The recent announcement of Shell’s intention to exit its operations in South Africa has sparked concerns regarding potential job losses and the availability of filling stations.

However, according to Peter Morgan, CEO of the Liquid Fuels Wholesalers Association of South Africa, there’s no need for immediate panic.

In an interview with Cape Talk, Morgan reassured the public that Shell is likely to follow a similar pattern as it has in other African countries, where it leaves behind a smaller sub-brand while retaining a share in the market.

He explained, “Don’t panic. What Shell is saying is they’re not going to close down their retail network if they do what they did in the rest of Africa.”

This indicates that approximately 600 forecourts under Shell’s banner are not immediately threatened, and there’s no imminent risk of complete shutdown.

Instead, Shell is expected to establish a smaller sub-brand called Viva, which will maintain a 20% stake while finding an 80% partner.

According to Morgan, this strategy aligns with the approach of other major oil companies across Africa.

Reports of Shell’s potential departure surfaced in early May 2024, stemming from a dispute with its long-term Black Economic Empowerment (BEE) partner, Thebe Investment Corporation.

Thebe Investment Corporation, holding a 28% share in Shell Downstream South Africa, claims that Shell deliberately prolonged resolving their dispute to facilitate its exit from the country.

The disagreement originated in 2022 when Thebe expressed its intent to exercise its “opt-out” clause and cash out to reinvest funds in company growth.

However, Shell’s delayed response and subsequent reversal of valuation figures left Thebe feeling aggrieved, labelling the situation “The Great Dutch Heist.” Despite requests for comment, Shell Downstream South Africa declined to address the matter, citing confidentiality.

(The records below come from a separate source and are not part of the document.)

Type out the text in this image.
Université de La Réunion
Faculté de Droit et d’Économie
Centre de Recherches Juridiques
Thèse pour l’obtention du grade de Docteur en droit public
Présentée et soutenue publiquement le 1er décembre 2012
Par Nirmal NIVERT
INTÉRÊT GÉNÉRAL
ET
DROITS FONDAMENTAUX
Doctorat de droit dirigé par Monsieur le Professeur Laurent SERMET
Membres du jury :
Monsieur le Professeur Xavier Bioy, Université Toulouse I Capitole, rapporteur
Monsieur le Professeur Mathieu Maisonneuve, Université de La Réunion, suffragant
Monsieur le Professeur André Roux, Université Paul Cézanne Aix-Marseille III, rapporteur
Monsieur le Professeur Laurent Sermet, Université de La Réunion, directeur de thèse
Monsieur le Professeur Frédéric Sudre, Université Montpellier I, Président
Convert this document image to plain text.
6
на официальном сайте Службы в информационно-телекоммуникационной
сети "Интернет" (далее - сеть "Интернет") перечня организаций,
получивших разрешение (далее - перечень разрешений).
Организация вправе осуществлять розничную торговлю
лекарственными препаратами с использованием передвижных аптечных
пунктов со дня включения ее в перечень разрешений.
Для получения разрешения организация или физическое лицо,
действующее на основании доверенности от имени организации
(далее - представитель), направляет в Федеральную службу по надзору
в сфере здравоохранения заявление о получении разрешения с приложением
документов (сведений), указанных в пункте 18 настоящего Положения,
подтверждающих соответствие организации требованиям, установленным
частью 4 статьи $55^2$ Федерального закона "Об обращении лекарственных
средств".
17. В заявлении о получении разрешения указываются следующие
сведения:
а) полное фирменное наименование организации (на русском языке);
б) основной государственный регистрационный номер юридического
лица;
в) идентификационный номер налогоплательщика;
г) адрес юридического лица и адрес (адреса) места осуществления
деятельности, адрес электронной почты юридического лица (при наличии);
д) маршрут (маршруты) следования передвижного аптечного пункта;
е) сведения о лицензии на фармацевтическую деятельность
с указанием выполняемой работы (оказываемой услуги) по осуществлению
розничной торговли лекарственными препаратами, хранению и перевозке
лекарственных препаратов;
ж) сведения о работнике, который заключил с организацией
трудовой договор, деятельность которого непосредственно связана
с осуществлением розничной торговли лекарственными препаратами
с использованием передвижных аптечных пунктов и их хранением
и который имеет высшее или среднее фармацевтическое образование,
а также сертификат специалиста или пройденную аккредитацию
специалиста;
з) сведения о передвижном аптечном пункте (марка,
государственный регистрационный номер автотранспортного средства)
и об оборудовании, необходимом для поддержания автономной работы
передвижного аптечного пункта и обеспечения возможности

Shell’s decision to divest from its South African retail, transport, and refining operations follows a global review of its downstream and renewables business.

This move marks the end of a significant presence in South Africa, where Shell has operated since 1902 and held exploration rights granted by the Department of Mineral Resources and Energy.

The implications of Shell’s departure raise questions about the future of the petrol station landscape in South Africa and the broader energy sector.

As discussions unfold, stakeholders are urged to closely monitor developments and their potential impacts on the industry and economy.